図13Aは、変形例2に係る封口板202及び正極集電体206を示す図であり、封口板202と正極集電体206を溶接する前の
図8Aに対応する断面図である。
図13Bは、変形例2に係る封口板202及び正極集電体206を示す図であり、封口板202と正極集電体206を溶接した後の
図8Bに対応する断面図である。
【0062】
図13Aに示すように、封口板202は突起202aを有する。正極集電体206はベース部206aとリード部206bを有する。ベース部206aには接続用開口206xが設けられている。封口板202の突起202aが、接続用開口206xと嵌合されるように、正極集電体206が封口板202上に配置される。そして、突起202aの先端がベース部206a上にカシメられてカシメ部202xが形成される。なお、ベース部206aにおいて接続用開口206xの周囲には環状薄肉部206cが設けられることが好ましい。
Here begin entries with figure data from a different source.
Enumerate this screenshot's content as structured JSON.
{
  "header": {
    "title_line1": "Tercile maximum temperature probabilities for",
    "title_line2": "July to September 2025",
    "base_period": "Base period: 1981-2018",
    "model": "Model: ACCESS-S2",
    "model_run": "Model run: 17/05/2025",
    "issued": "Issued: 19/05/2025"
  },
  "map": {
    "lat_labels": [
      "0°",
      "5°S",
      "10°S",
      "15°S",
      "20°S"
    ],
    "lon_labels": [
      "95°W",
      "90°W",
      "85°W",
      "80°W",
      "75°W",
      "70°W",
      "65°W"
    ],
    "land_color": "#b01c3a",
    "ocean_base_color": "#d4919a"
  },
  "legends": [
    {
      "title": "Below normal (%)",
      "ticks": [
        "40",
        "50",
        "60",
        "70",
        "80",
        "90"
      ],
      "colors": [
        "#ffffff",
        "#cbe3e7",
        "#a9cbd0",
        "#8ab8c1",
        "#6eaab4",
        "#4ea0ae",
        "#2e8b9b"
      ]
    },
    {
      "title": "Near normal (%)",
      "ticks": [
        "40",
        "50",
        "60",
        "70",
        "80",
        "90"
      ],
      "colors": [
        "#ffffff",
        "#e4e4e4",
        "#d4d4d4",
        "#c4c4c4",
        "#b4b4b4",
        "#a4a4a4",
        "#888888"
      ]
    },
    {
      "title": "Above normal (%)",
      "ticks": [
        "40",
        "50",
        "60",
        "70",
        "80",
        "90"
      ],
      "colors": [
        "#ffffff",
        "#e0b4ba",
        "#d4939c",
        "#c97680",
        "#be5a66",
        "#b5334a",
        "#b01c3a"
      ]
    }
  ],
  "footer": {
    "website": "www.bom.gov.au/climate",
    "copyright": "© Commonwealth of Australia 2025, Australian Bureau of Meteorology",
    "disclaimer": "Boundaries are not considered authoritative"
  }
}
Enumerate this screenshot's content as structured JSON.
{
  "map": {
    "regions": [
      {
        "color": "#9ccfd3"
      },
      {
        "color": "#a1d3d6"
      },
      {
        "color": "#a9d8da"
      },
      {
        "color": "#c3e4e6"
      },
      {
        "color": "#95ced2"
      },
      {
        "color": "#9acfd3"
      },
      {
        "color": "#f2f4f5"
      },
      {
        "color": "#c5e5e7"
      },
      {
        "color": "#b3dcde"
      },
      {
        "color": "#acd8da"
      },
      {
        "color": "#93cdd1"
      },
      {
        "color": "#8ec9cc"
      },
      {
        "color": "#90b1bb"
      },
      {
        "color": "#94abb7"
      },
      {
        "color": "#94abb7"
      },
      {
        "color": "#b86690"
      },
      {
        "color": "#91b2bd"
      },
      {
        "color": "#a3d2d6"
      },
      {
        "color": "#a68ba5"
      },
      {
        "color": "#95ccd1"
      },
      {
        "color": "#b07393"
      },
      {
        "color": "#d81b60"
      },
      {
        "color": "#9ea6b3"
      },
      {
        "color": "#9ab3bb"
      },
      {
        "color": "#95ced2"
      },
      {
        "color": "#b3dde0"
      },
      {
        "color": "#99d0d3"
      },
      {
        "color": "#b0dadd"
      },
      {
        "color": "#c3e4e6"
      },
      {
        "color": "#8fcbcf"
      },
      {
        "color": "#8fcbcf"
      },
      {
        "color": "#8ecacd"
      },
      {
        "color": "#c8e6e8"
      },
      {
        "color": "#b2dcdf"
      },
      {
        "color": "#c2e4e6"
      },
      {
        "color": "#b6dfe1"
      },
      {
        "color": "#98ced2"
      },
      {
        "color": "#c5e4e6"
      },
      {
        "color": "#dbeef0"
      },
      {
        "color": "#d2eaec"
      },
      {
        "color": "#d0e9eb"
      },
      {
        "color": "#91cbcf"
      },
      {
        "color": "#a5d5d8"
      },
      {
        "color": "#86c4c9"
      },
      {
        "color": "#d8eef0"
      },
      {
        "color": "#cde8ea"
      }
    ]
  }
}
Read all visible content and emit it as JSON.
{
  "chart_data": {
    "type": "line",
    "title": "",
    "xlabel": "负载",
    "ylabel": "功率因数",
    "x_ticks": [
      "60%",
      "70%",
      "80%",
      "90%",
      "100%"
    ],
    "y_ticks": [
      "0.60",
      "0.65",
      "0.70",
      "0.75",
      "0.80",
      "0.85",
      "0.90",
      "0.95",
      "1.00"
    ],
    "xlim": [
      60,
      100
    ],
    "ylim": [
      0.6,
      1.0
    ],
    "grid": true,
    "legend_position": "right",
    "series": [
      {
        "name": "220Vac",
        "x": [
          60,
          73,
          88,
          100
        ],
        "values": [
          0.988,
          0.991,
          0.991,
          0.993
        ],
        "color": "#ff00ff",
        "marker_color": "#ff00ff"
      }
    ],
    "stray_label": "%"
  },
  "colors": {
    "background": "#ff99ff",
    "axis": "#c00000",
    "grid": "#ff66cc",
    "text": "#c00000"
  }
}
このとき、カシメ部202xが、ベース部206aの電極体3側の面(
図13Aにおいては上方の面)から電極体3側に突出しないことが好ましい。
【0063】
その後、突起202aの先端に設けられたカシメ部202xとベース部206aが溶接接続され、
図13Bに示すように溶接接続部230が形成される。このような構成であると、封口板202と正極集電体206がより強固に接続される。よってより信頼性の高い角形二次電池となる。
【0064】
変形例2において、正極集電体206のベース部206aに設けられた接続用開口206xの縁部は、リード部206b側に封口板202の長手方向に延びる直線部206yを有する。このため、電極体3により正極集電体206が角形外装体1の底部方向に引っ張られた際、負荷が封口板202と正極集電体206の接続部250における1点に集中することを抑制できる。
【0065】
変形例2において、ベース部206aとリード部206bの境界部240は、封口板202の短手方向における中心線Cより一方側に配置されるようにすることが好ましい。また、封口板202と正極集電体206の接続部250は、封口板202の短手方向における中心線Cより他方側にずれていることが好ましい。なお、封口板202と正極集電体206の接続部250を中心線C上に配置することもできる。
【0066】
≪その他≫
上述の実施形態及び変形例においては、封口板と正極集電体を接続する例を示した。しかしながら、封口板と負極集電体を同様の方法で接続することができる。この場合、封口板と正極集電体は絶縁する。
【0067】
電極体の形態は特に限定されず、巻回電極体であっても良いし、積層型電極体であってもよい。
【0068】
正極板、負極板、セパレータ、電解液等の構成は、公知の構成とすることができる。
【0069】
上述の角形二次電池を複数個用いて組電池とすることができる。この場合、各角形二次電池において、角形外装体の一対の大面積側壁が両側から押圧され、一対の大面積側壁により電極体が挟持される状態とすることが好ましい。このような構成であると、角形二次電池に強い衝撃や振動が加わったとき、電極体が角形外装体内で動くことを抑制できる。したがって、封口板と正極集電体の接続部に負荷が加わることを抑制できる。